I wanted to like Douglas Aarniokoski’s The Day, I really did. The stills looked awesome. The action promised to take place almost solely at an abandoned farm house, and regular readers will know that I absolutely LOVE films that use a single location effectively. The film also had a few big names in the cast and an all Canadian crew, what’s not to like? Quite a bit, it turns out. The Day is a generic post-apocalyptic film that holds its cards very close to the chest until the final scenes, at which point it is too little too late.
The film tells the story of a group of five survivors (Shawn Ashmore, Ashley Bell, Cory Hardrict, Dominic Monaghan and Shannyn Sossamon) on the run from an unknown enemy. The earth they traverse is a dead world that doesn’t even seem to be populated by small furry animals any longer, let alone other human beings. An illness of one of the survivors forces the group to take refuge in a desolate farm house for the night. Internal conflicts begin to eat at the group from the inside, while a siege of the farmhouse threatens to destroy them from the outside. Unfortunately, this interesting premise turned into an exercise in patience, as I waited for the group of survivors to die and the credits to roll.
I feel bad being hard on this film because it was clearly a labour of love for some, director Aarniokoski for example, but was not taken nearly as seriously by others, Shannyn Sossamon and writer Luke Passmore in particular. The acting in The Day was inconsistent throughout the entire film. What I’m sure was supposed to be the lack of hope that comes with a post-apocalyptic world, came across as an absurd calm in the actors that was comical at times. Sossamon’s lines in particular sounded like they were from a screen test. She should have just joined the rest of the cast and crew via Skype during filming, I’m sure it would have been just as effective. However, the real culprit behind the ineffectiveness of The Day was the script.
The intriguing set up and ingenious trap at the beginning of the film are completely wasted, as the script completely falls apart when the central characters must meaningfully interact. Relationships and allegiances change at the drop of a dime, profanity is exchanged to simply fill the silence, there are an inordinate number of pointy sticks used as weapons in the film, and the token black guy delivers stereotypical lines. However, these aren’t even the most enraging aspects of the script.
Ammo conservation is a constant topic between the characters, after all, where are they going to get more? Then why o’ why do two of the main characters unload their last 4-5 shots into a group of harmless baddies that have gotten stuck in the basement of the farmhouse, when there are plenty of armed baddies still outside? Have they never played Resident Evil before? Conserve your damn ammo or you’re dead! At the same time, maybe they are aware of the importance of ammo, at least if they were it would explain why the main characters never miss a shot with their guns! One maddening scene in particular has a feverish Cory Hardrict seeing in blurry double vision, yet he still manages to pull off what seems like three head-shots in rapid succession. Add to this a cowardly lead villain that is probably afraid of his own shadow, hence his reluctance to attack the heroes himself, and you have a script that should have been lucky to be considered a first draft.
Finally, I do actually have some good things to day about The Day.

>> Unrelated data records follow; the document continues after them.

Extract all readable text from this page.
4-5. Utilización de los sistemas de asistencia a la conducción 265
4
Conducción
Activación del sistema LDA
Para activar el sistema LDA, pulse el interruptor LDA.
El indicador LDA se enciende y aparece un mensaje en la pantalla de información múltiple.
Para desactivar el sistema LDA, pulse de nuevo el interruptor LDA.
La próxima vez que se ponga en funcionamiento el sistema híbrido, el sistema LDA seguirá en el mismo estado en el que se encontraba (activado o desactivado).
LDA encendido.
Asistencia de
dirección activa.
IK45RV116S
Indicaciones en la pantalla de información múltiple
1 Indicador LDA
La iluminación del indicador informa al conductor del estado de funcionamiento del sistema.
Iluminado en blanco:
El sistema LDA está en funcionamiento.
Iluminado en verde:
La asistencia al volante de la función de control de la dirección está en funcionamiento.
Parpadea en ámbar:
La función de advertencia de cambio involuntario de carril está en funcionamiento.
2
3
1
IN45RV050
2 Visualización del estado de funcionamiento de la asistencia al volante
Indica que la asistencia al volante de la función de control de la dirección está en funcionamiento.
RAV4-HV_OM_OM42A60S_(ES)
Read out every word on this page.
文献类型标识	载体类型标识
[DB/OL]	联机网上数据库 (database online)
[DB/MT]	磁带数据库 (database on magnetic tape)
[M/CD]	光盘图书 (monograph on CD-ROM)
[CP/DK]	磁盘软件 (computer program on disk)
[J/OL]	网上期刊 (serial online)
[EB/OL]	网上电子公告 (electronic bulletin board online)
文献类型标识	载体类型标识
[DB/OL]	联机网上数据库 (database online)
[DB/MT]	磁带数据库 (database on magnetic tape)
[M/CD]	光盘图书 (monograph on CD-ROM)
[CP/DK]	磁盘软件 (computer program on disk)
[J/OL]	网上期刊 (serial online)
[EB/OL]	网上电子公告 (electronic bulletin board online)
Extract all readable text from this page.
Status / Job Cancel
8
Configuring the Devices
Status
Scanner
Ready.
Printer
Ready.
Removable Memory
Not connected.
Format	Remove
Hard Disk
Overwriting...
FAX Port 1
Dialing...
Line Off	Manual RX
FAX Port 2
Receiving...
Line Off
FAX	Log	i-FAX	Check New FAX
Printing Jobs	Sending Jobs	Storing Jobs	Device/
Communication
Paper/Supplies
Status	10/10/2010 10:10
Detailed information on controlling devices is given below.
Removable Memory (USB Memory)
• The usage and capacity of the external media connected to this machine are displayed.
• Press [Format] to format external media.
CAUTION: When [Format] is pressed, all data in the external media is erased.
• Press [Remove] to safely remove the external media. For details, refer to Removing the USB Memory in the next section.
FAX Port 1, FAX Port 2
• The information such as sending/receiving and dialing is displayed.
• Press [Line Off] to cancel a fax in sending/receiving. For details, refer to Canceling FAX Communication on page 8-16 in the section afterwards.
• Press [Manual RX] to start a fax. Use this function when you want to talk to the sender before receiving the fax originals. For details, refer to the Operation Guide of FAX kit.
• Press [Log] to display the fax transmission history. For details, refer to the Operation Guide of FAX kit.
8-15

The colour palette and set design of the film are appropriately bleak and manage to absorb the viewer into the deserted world. Also, the action at the finale is quite good and shows what the special effects crew and Aarniokoski are capable of. It is unfortunate that they waited until the end as it may have made the script more tolerable if these accomplished action scenes and effects were scattered throughout the film.
If you are a fan of post-apocalyptic films then you may enjoy The Day. In particular fans who vehemently defend post-apocalyptic films, while being impervious to reason and other points of view should love it. If on the other hand you merely dabble in post-apocalyptic films, like myself, then steer clear of this one and go watch Road Warrior or play Fallout 3 to get your fix.